Health care quality / Health care transformation / Long-Term Care / Uncategorized

Transitions of Care: Change Starts Here

August 23, 2017

By: Rui Su
Clinical Research and Development Pharmacy Intern
Third-year PharmD Student

What happens when you bring clinicians, designers, project managers, and programmers together in a room for 8 hours? That’s what we sought to find out with the introduction of our very first Thinkathon at Think Research.

Inspired by the concept of hackathons, where people come together to code solutions over a weekend, we wanted to replicate the same concept but with the goal of generating ideas and encouraging interdisciplinary collaboration across Think Research. The unique composition within our company allowed this to happen with ease, as we are home to people of diverse disciplines and skillsets. In alignment with our company culture of collaboration, we wanted to create an opportunity for people to foster new ideas and learn new skills outside of the typical work setting. We also wanted to use design-thinking principles to create healthcare solutions that are reflective and centered on their users’ needs. Most importantly, we wanted to inspire innovation within the company to come up with creative, out-of-the-box solutions to a pressing issue impacting all of our clients and our healthcare system: transitions of care.

As previously mentioned in the first part of this series Transitions of Care: Our Biggest Problem in Healthcare, transitions of care significantly impacts the safety and effectiveness of patient care. At the Thinkathon, we specifically wanted to develop solutions that can improve quality of care, patient safety, and patient experience of care during these transitions.

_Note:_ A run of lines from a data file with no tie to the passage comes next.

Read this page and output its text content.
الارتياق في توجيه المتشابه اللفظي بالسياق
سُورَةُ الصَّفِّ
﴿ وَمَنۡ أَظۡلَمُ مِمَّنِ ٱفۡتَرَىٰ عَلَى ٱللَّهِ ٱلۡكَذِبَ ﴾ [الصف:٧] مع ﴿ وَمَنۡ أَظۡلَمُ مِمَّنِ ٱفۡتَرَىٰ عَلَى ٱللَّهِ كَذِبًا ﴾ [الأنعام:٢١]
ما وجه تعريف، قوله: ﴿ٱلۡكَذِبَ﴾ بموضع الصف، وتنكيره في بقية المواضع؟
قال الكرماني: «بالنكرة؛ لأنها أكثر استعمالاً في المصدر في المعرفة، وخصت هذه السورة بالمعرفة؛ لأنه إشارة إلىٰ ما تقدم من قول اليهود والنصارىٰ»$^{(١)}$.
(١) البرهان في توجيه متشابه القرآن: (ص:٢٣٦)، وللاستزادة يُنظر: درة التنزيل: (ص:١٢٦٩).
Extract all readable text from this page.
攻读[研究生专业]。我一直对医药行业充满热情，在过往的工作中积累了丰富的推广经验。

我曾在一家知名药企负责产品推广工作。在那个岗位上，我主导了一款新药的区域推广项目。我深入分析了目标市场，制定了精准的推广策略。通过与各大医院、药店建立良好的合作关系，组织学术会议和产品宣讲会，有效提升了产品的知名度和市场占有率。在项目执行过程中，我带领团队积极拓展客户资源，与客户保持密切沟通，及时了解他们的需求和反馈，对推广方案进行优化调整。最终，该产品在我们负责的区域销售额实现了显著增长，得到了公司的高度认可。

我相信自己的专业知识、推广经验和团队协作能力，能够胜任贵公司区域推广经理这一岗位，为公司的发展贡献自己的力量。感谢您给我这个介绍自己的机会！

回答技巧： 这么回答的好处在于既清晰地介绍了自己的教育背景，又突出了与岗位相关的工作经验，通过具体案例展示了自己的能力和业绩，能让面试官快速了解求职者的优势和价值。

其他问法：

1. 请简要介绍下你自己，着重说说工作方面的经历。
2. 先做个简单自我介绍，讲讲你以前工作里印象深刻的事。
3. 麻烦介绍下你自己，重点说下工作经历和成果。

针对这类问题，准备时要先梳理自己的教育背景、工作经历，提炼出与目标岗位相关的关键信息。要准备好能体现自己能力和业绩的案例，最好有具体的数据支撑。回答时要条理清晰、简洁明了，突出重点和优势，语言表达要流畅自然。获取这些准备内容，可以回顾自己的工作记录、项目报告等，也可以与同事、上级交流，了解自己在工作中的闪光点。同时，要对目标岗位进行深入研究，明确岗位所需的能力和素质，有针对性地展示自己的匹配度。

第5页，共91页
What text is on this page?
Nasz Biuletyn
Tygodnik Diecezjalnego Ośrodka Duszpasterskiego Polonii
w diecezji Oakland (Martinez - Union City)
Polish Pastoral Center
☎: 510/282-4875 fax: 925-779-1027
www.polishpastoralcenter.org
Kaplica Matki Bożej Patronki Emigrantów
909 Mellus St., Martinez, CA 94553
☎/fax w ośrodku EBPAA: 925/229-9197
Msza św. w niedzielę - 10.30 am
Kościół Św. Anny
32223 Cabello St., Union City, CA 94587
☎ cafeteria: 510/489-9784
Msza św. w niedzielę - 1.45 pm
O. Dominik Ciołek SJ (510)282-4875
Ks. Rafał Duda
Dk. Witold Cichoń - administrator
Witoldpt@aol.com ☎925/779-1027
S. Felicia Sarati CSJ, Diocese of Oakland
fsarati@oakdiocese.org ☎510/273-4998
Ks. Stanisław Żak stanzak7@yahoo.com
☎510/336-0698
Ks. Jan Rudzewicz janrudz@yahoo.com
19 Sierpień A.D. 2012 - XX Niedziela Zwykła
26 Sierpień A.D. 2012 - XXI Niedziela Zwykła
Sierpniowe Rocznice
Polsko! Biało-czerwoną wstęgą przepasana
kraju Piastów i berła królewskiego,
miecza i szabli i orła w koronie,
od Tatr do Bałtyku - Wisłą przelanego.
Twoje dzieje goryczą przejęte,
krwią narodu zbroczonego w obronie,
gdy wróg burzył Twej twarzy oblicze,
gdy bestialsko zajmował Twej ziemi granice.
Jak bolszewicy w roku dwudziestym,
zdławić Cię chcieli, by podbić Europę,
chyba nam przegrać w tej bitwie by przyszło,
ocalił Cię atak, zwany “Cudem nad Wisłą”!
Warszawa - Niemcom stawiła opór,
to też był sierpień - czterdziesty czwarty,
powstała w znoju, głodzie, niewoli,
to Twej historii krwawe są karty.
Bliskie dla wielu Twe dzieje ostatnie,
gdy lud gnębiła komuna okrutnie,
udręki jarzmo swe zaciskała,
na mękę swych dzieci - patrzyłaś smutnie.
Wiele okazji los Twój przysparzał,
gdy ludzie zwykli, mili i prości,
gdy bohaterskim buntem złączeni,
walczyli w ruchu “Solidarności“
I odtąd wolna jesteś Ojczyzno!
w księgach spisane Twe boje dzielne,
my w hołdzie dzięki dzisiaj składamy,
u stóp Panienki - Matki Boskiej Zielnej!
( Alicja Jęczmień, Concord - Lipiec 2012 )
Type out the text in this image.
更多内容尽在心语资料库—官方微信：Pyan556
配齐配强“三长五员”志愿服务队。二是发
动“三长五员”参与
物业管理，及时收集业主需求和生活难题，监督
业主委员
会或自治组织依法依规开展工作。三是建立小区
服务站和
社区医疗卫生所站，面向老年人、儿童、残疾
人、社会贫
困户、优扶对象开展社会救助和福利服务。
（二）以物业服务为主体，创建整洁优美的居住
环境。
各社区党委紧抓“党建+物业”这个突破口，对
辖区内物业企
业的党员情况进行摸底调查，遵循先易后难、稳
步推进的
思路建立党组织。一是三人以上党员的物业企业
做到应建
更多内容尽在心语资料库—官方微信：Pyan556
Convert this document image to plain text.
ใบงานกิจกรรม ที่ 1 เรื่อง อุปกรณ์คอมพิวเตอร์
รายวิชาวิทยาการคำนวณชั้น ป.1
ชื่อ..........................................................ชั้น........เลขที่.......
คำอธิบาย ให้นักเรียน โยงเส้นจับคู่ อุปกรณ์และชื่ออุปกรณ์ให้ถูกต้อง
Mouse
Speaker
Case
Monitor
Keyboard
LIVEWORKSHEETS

Participants generously volunteered their time on a Saturday to come in for a full day of activities. After mingling and engaging in an interactive presentation, the Thinkathon began. They were encouraged to work in interdisciplinary teams of 3-4 people and were given the choice to pick 1 out of 3 challenges:

  1. How might we improve the patient admission/discharge process to and from the emergency department or hospital
  2. How might we ensure patient information is communicated between acute care and post-acute care providers?
  3. How might we empower patients to manage their condition(s) after discharge?

Teams broke out immediately and the brainstorming began. We saw some thoughtful and creative mind-mapping. Each team had a unique approach depending on the composition of their team. For example, one team was composed of a senior nurse, a client project manager, a talent and operations manager, and a product management intern.  We also provided background literature on the problem, design-thinking tools, and tips for how to deliver the best pitch. Teams were encouraged to conduct interviews with potential users. We even witnessed a team phoning in to consult our in-house pharmacist, Mark. Throughout the day, mentors from clinical research and development, information technology, and product management facilitated discussions within teams and used their expertise to help teams gain greater insight on their solutions.

At the end of the day, all of these incredible ideas were presented to the crowd and a panel of judges. Each pitch had a distinctive style, and we witnessed a range of different ideas, encompassing highly technological solutions, person-focused app designs, and potential for integration within our existing company products. With prizes and celebrations, a day filled with learning and innovation came to a close.

We received overwhelmingly positive feedback from our attendees – all of whom found the opportunity valuable and would recommend Thinkathon to their colleagues who could not attend. They described the experience as “inspiring”, “valuable”, and “fun”.

Reflecting on the lessons learned from our inaugural Thinkathon, we came up with three key takeaways:

  1. Solving problems together builds teams
    The experience of collaborating with colleagues for 8 consecutive hours on a specific problem was intense and rewarding. People developed deeper relationships within the company and a better understanding of one another’s skillsets and expertise.
  2.  Iterative feedback results in better ideas
    Feedback from the mentors was crucial in helping teams build better versions of their ideas. By helping to prove or disprove assumptions and shedding light on aspects that the team may not have considered, more thorough solutions were created.
  3. Diversity is the backbone of creativity
    By combining individual strengths and expertise, teams were able to think outside-of-the-box and create super innovative solutions to difficult challenges.

We look forward to hosting more Thinkathons at Think Research to inspire innovation across the company, and we encourage you to do the same at your organization!